BRASÍLIA - A cúpula do PMDB deve se reunir hoje à tarde com o presidente Lula para tratar de reforma ministerial, mas a expectativa geral é de que a conversa não será conclusiva. Embora o próprio presidente tenha tomado a iniciativa de agendar o encontro, quando recebeu o presidente do Senado, José Sarney (PMDB-AP), e o líder Renan Calheiros (PMDB-AL) na semana passada, prevalece no Governo e no PMDB a avaliação de que as negociações com os aliados mal começaram e que Lula não tem pressa.
"Pode acontecer qualquer coisa neste encontro, inclusive nada", previa ontem o líder Renan a deputados e senadores peemedebistas que fizeram uma romaria ao gabinete da liderança em busca de notícias. "Está todo mundo se perguntando o que vai acontecer", emendou Renan aos mais insistentes, confessando não ter informações sobre o encaminhamento da reunião. Lula é quem dará o tom da conversa. Os peemedebistas não vão avançar o sinal para adiantar os pleitos do partido, a menos que isto lhes seja perguntado.
Segundo um dirigente nacional do partido, até ontem à noite o líder do PMDB na Câmara, José Borba (PR), não havia sequer sido convidado a participar do encontro. Em caso de audiência com o presidente da República, o convite tem de ser oficial. "Não há outra forma", queixou-se Borba a um liderado, ao observar que, sem a presença do líder da bancada, a Câmara não estará representada.
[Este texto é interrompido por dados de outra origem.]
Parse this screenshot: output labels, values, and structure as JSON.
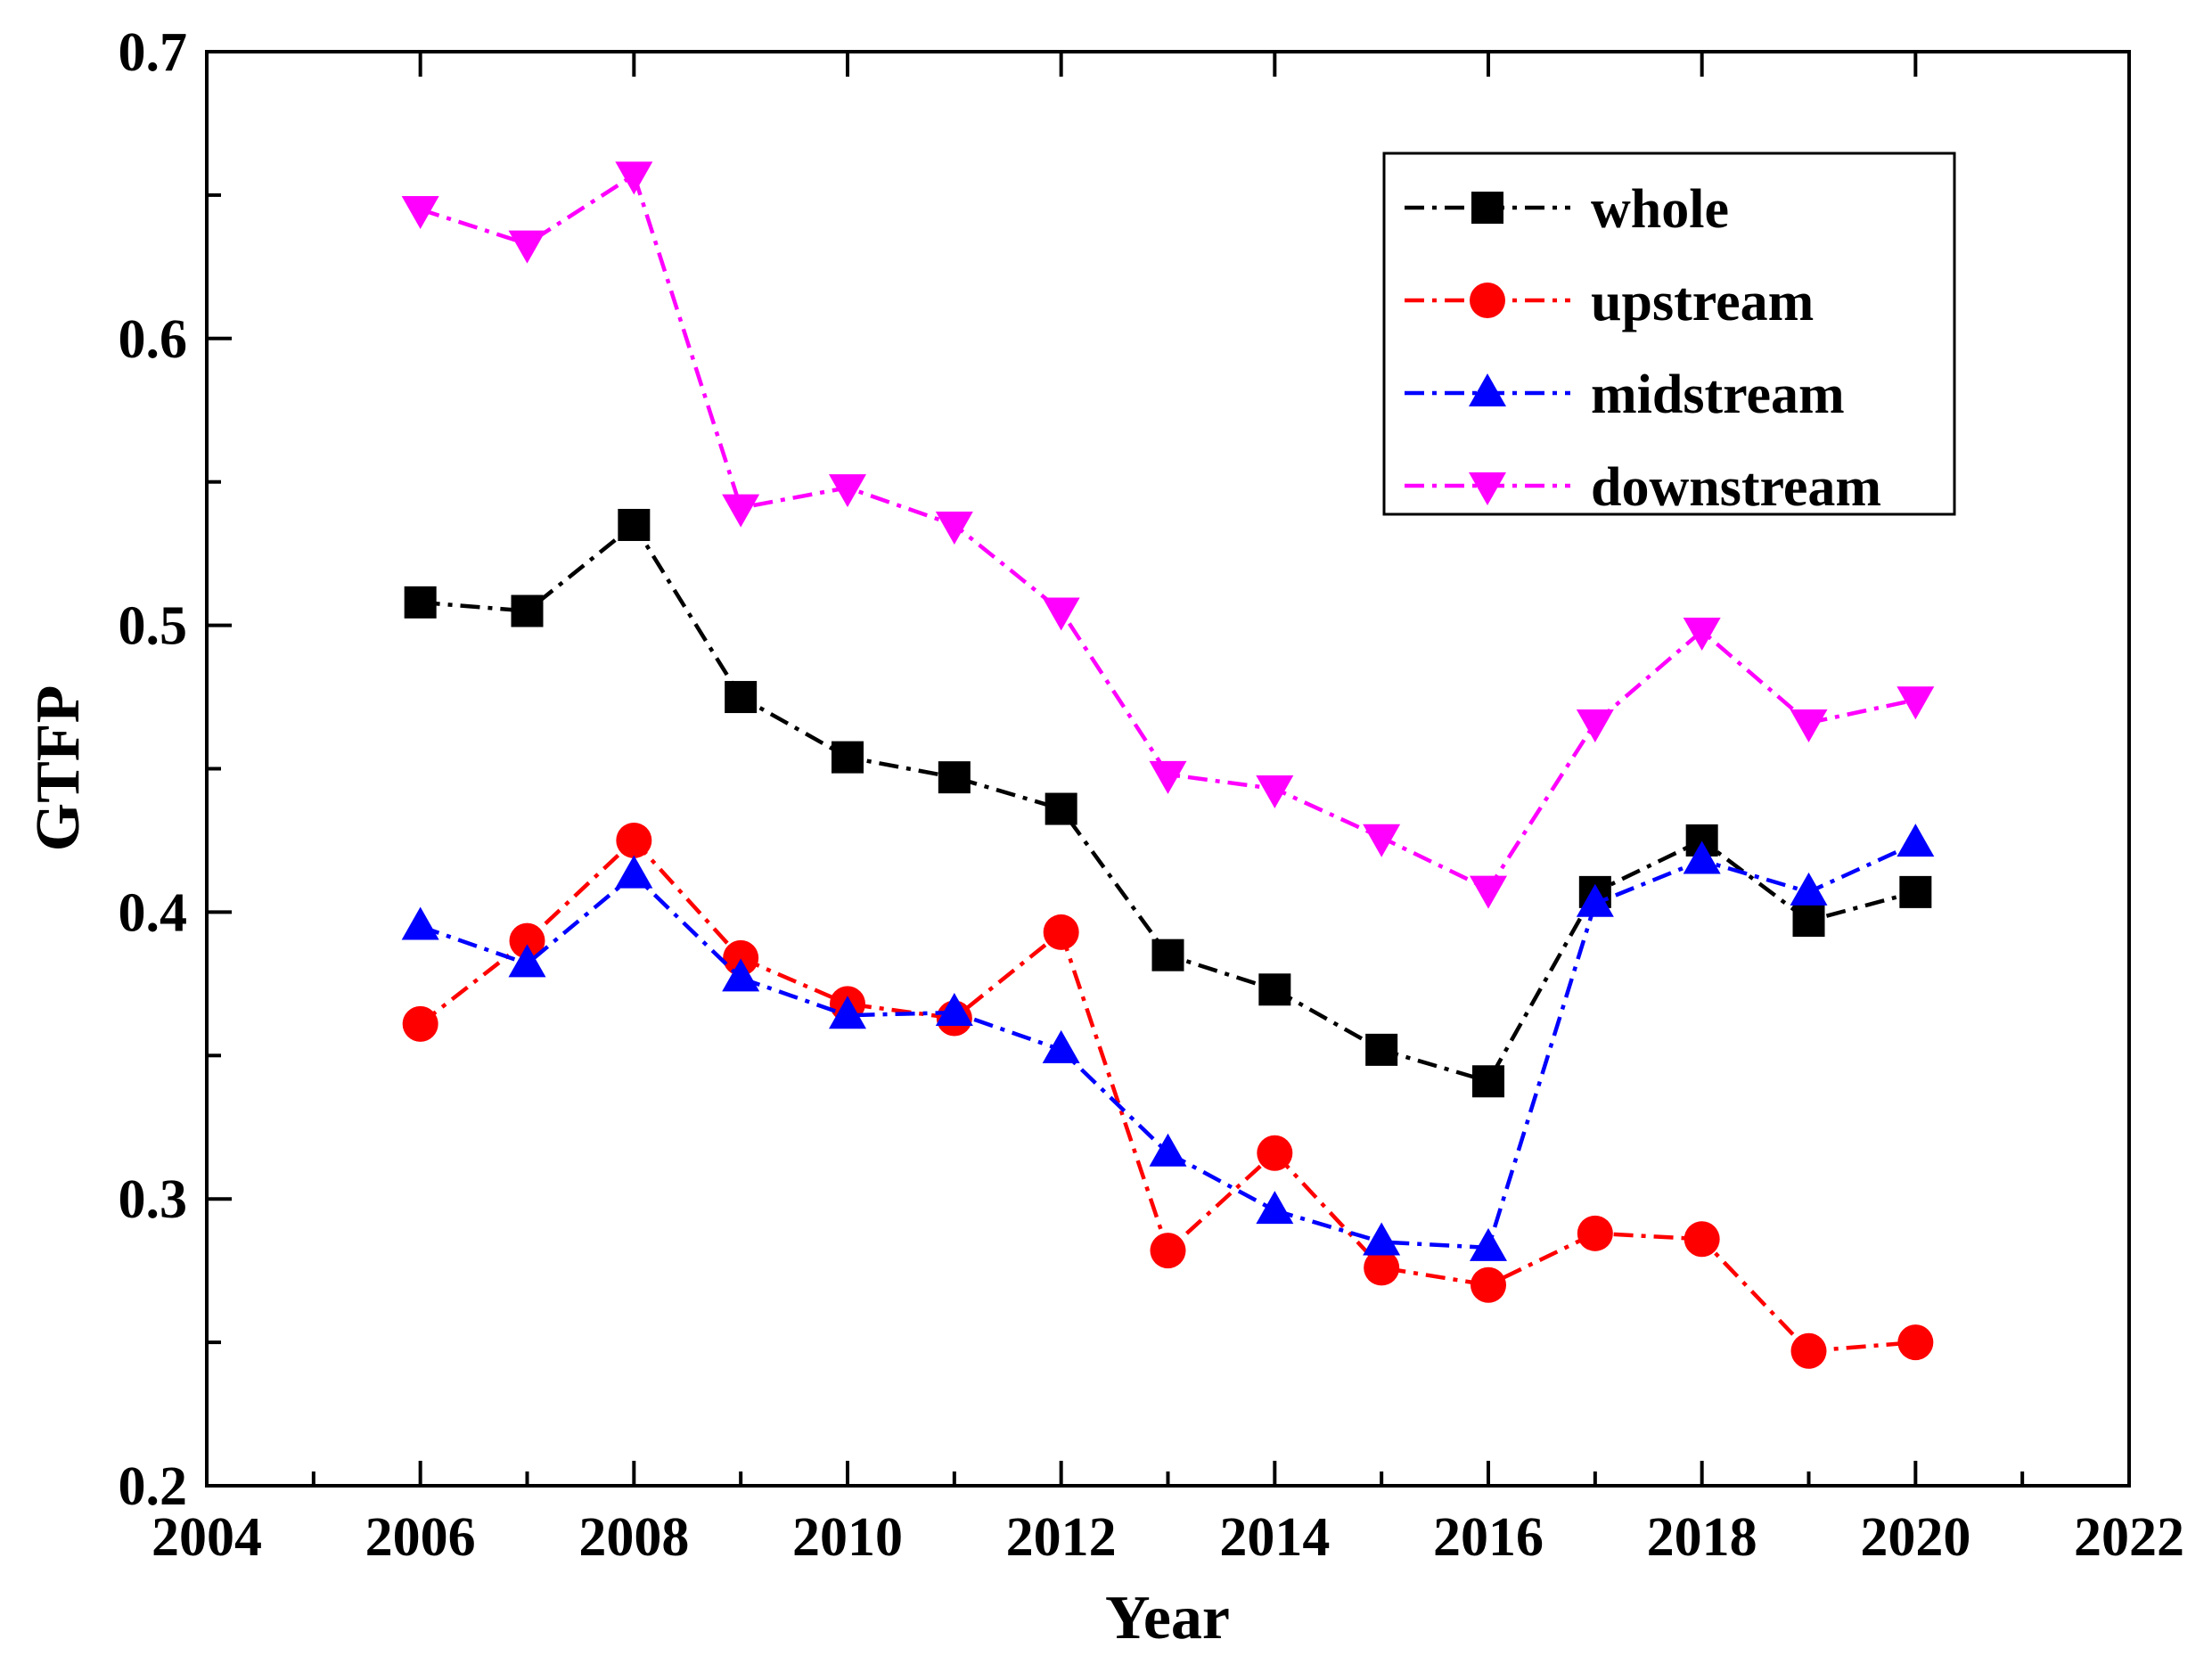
{
  "chart_data": {
    "type": "line",
    "title": "",
    "xlabel": "Year",
    "ylabel": "GTFP",
    "xlim": [
      2004,
      2022
    ],
    "ylim": [
      0.2,
      0.7
    ],
    "x_ticks": [
      "2004",
      "2006",
      "2008",
      "2010",
      "2012",
      "2014",
      "2016",
      "2018",
      "2020",
      "2022"
    ],
    "y_ticks": [
      "0.2",
      "0.3",
      "0.4",
      "0.5",
      "0.6",
      "0.7"
    ],
    "x": [
      2006,
      2007,
      2008,
      2009,
      2010,
      2011,
      2012,
      2013,
      2014,
      2015,
      2016,
      2017,
      2018,
      2019,
      2020
    ],
    "legend_position": "top-right",
    "series": [
      {
        "name": "whole",
        "color": "#000000",
        "marker": "square",
        "values": [
          0.508,
          0.505,
          0.535,
          0.475,
          0.454,
          0.447,
          0.436,
          0.385,
          0.373,
          0.352,
          0.341,
          0.407,
          0.425,
          0.397,
          0.407
        ]
      },
      {
        "name": "upstream",
        "color": "#ff0000",
        "marker": "circle",
        "values": [
          0.361,
          0.39,
          0.425,
          0.384,
          0.368,
          0.363,
          0.393,
          0.282,
          0.316,
          0.276,
          0.27,
          0.288,
          0.286,
          0.247,
          0.25
        ]
      },
      {
        "name": "midstream",
        "color": "#0000ff",
        "marker": "triangle-up",
        "values": [
          0.395,
          0.382,
          0.413,
          0.377,
          0.364,
          0.365,
          0.352,
          0.316,
          0.296,
          0.285,
          0.283,
          0.403,
          0.418,
          0.407,
          0.424
        ]
      },
      {
        "name": "downstream",
        "color": "#ff00ff",
        "marker": "triangle-down",
        "values": [
          0.645,
          0.633,
          0.657,
          0.541,
          0.548,
          0.535,
          0.505,
          0.448,
          0.443,
          0.426,
          0.408,
          0.466,
          0.498,
          0.466,
          0.474
        ]
      }
    ]
  }
}
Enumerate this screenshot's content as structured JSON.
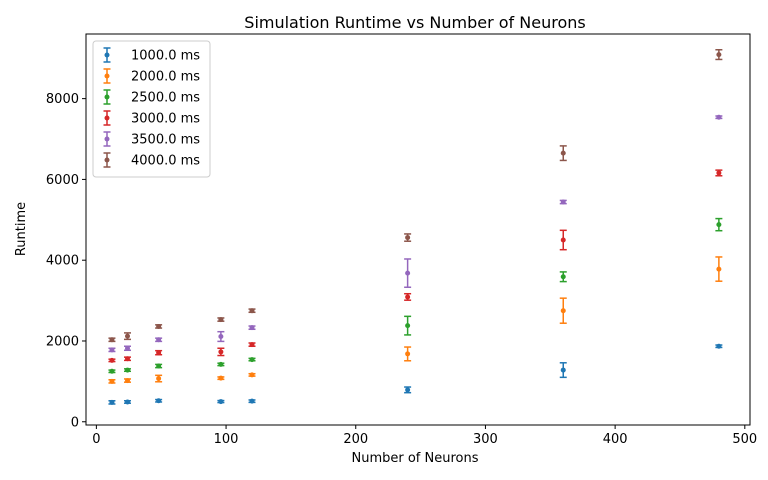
{
  "chart_data": {
    "type": "scatter",
    "title": "Simulation Runtime vs Number of Neurons",
    "xlabel": "Number of Neurons",
    "ylabel": "Runtime",
    "xlim": [
      -8,
      504
    ],
    "ylim": [
      -80,
      9600
    ],
    "xticks": [
      0,
      100,
      200,
      300,
      400,
      500
    ],
    "yticks": [
      0,
      2000,
      4000,
      6000,
      8000
    ],
    "grid": false,
    "legend_position": "top-left",
    "x": [
      12,
      24,
      48,
      96,
      120,
      240,
      360,
      480
    ],
    "series": [
      {
        "name": "1000.0 ms",
        "color": "#1f77b4",
        "values": [
          480,
          490,
          520,
          500,
          510,
          790,
          1280,
          1870
        ],
        "errors": [
          40,
          30,
          30,
          25,
          30,
          70,
          180,
          30
        ]
      },
      {
        "name": "2000.0 ms",
        "color": "#ff7f0e",
        "values": [
          1000,
          1020,
          1070,
          1080,
          1160,
          1680,
          2750,
          3780
        ],
        "errors": [
          40,
          40,
          80,
          30,
          30,
          170,
          310,
          300
        ]
      },
      {
        "name": "2500.0 ms",
        "color": "#2ca02c",
        "values": [
          1250,
          1280,
          1380,
          1420,
          1540,
          2380,
          3590,
          4880
        ],
        "errors": [
          30,
          30,
          40,
          30,
          30,
          230,
          120,
          150
        ]
      },
      {
        "name": "3000.0 ms",
        "color": "#d62728",
        "values": [
          1520,
          1560,
          1710,
          1730,
          1910,
          3090,
          4500,
          6160
        ],
        "errors": [
          30,
          40,
          50,
          90,
          40,
          80,
          240,
          70
        ]
      },
      {
        "name": "3500.0 ms",
        "color": "#9467bd",
        "values": [
          1780,
          1820,
          2030,
          2110,
          2330,
          3680,
          5440,
          7540
        ],
        "errors": [
          40,
          50,
          40,
          120,
          40,
          350,
          40,
          30
        ]
      },
      {
        "name": "4000.0 ms",
        "color": "#8c564b",
        "values": [
          2030,
          2120,
          2360,
          2530,
          2750,
          4560,
          6650,
          9090
        ],
        "errors": [
          40,
          80,
          40,
          40,
          40,
          90,
          180,
          120
        ]
      }
    ]
  }
}
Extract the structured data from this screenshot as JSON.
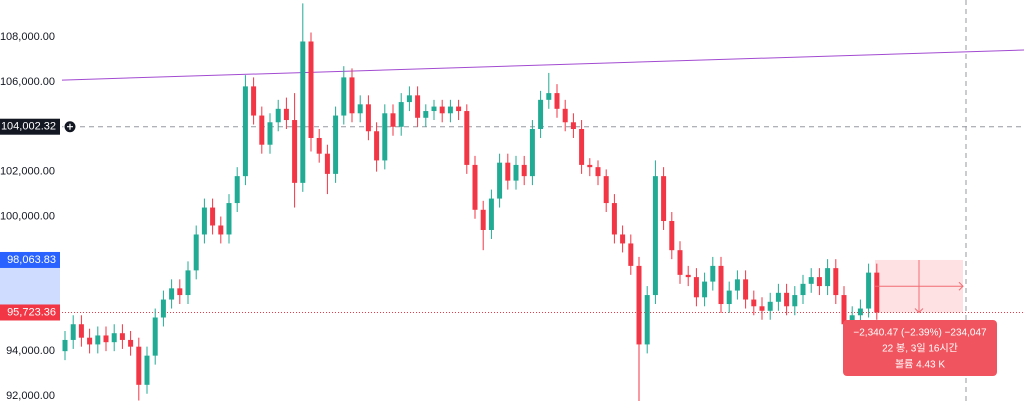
{
  "chart_data": {
    "type": "candlestick",
    "ylim": [
      91779,
      109649
    ],
    "yticks": [
      {
        "value": 92000,
        "label": "92,000.00"
      },
      {
        "value": 94000,
        "label": "94,000.00"
      },
      {
        "value": 100000,
        "label": "100,000.00"
      },
      {
        "value": 102000,
        "label": "102,000.00"
      },
      {
        "value": 106000,
        "label": "106,000.00"
      },
      {
        "value": 108000,
        "label": "108,000.00"
      }
    ],
    "grid": false,
    "up_color": "#22ab94",
    "down_color": "#f23645",
    "open": [
      94000,
      94500,
      95200,
      94600,
      94300,
      94700,
      94400,
      94800,
      94500,
      94200,
      92500,
      93800,
      95500,
      96300,
      96800,
      96500,
      97600,
      99200,
      100400,
      99600,
      99200,
      100600,
      101800,
      105800,
      104500,
      103200,
      104200,
      104800,
      104300,
      101500,
      107800,
      103500,
      102800,
      101900,
      104500,
      106200,
      104600,
      105000,
      103800,
      102500,
      104600,
      104000,
      105100,
      105400,
      104400,
      104700,
      104900,
      104600,
      104900,
      104700,
      102300,
      100300,
      99400,
      100800,
      102400,
      101600,
      102300,
      101800,
      103900,
      105200,
      105500,
      104800,
      104200,
      103900,
      102300,
      102200,
      101800,
      100600,
      99200,
      98800,
      97800,
      94300,
      96500,
      101800,
      99800,
      98500,
      97400,
      97300,
      96400,
      97100,
      97800,
      96100,
      96700,
      97200,
      96300,
      96000,
      95800,
      96200,
      96600,
      96000,
      96500,
      97000,
      97300,
      96900,
      97700,
      96500,
      95200,
      95600,
      95900,
      97500
    ],
    "high": [
      94900,
      95600,
      95600,
      95000,
      95100,
      95100,
      95200,
      95200,
      94900,
      94600,
      94200,
      95900,
      96700,
      97200,
      97200,
      98000,
      99600,
      100800,
      100800,
      100000,
      101000,
      102200,
      106300,
      106200,
      104900,
      104600,
      105200,
      105300,
      105500,
      109500,
      108200,
      103900,
      103200,
      104900,
      106700,
      106600,
      105400,
      105400,
      104200,
      105000,
      105000,
      105500,
      105800,
      105800,
      105000,
      105200,
      105200,
      105200,
      105200,
      105000,
      102700,
      100700,
      101200,
      102800,
      102800,
      102700,
      102700,
      104300,
      105600,
      106400,
      105900,
      105200,
      104600,
      104300,
      102600,
      102500,
      102100,
      101000,
      99600,
      99200,
      98200,
      96900,
      102500,
      102200,
      100200,
      98900,
      97800,
      97700,
      97500,
      98200,
      98200,
      97100,
      97600,
      97600,
      96700,
      96400,
      96600,
      97000,
      97000,
      96900,
      97400,
      97700,
      97700,
      98100,
      98100,
      96900,
      96000,
      96300,
      97900,
      97900
    ],
    "low": [
      93600,
      94100,
      94200,
      93900,
      93900,
      94000,
      94000,
      94100,
      93800,
      91800,
      92100,
      93400,
      95100,
      95900,
      96100,
      96100,
      97200,
      98800,
      99200,
      98800,
      98800,
      100200,
      101400,
      104100,
      102800,
      102800,
      103800,
      103900,
      100400,
      101100,
      102900,
      102400,
      101000,
      101500,
      104100,
      104200,
      104200,
      103400,
      102000,
      102100,
      103600,
      103600,
      104700,
      104000,
      104000,
      104300,
      104200,
      104200,
      104300,
      101900,
      99900,
      98500,
      99000,
      100400,
      101200,
      101200,
      101400,
      101400,
      103500,
      104800,
      104400,
      103800,
      103500,
      101900,
      101800,
      101400,
      100200,
      98800,
      98400,
      97400,
      91700,
      93900,
      96100,
      99400,
      98100,
      97000,
      96900,
      96000,
      96000,
      96700,
      95700,
      95700,
      96300,
      95900,
      95600,
      95400,
      95400,
      95800,
      95600,
      95600,
      96100,
      96600,
      96500,
      96500,
      96100,
      94800,
      94800,
      95200,
      95500,
      95400
    ],
    "close": [
      94500,
      95200,
      94600,
      94300,
      94700,
      94400,
      94800,
      94500,
      94200,
      92500,
      93800,
      95500,
      96300,
      96800,
      96500,
      97600,
      99200,
      100400,
      99600,
      99200,
      100600,
      101800,
      105800,
      104500,
      103200,
      104200,
      104800,
      104300,
      101500,
      107800,
      103500,
      102800,
      101900,
      104500,
      106200,
      104600,
      105000,
      103800,
      102500,
      104600,
      104000,
      105100,
      105400,
      104400,
      104700,
      104900,
      104600,
      104900,
      104700,
      102300,
      100300,
      99400,
      100800,
      102400,
      101600,
      102300,
      101800,
      103900,
      105200,
      105500,
      104800,
      104200,
      103900,
      102300,
      102200,
      101800,
      100600,
      99200,
      98800,
      97800,
      94300,
      96500,
      101800,
      99800,
      98500,
      97400,
      97300,
      96400,
      97100,
      97800,
      96100,
      96700,
      97200,
      96300,
      96000,
      95800,
      96200,
      96600,
      96000,
      96500,
      97000,
      97300,
      96900,
      97700,
      96500,
      95200,
      95600,
      95900,
      97500,
      95723.36
    ],
    "trendline": {
      "color": "#a24bd1",
      "values": [
        106080,
        107420
      ]
    },
    "crosshair_price": {
      "value": 104002.32,
      "label": "104,002.32"
    },
    "measure_top": {
      "value": 98063.83,
      "label": "98,063.83"
    },
    "last_price": {
      "value": 95723.36,
      "label": "95,723.36"
    },
    "measure_text": [
      "−2,340.47 (−2.39%) −234,047",
      "22 봉, 3일 16시간",
      "볼륨 4.43 K"
    ]
  }
}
E sem a Câmara, completou o interlocutor, não há negociação eficaz com o PMDB em torno da reforma ministerial.
A falta de informação sobre o encontro que o próprio Lula havia proposto para segunda-feira reforçou a suspeita de líderes governistas e peemedebistas de que o timing do presidente é outro: a reforma pode acabar adiada para depois do Carnaval e da sucessão nos postos de comando do Congresso, marcada para 15 de fevereiro.
José Sarney evitou comentar a provável indicação da filha, a senadora Roseana Sarney (PFL-MA), para o ministério do Governo Lula. Afirmou que a ex-governadora do Maranhão é politicamente independente e que o tema o constrange. Ele tampouco quis especular sobre o espaço que caberá ao partido no Governo petista. Mas dispôs-se a trabalhar para unificar o partido.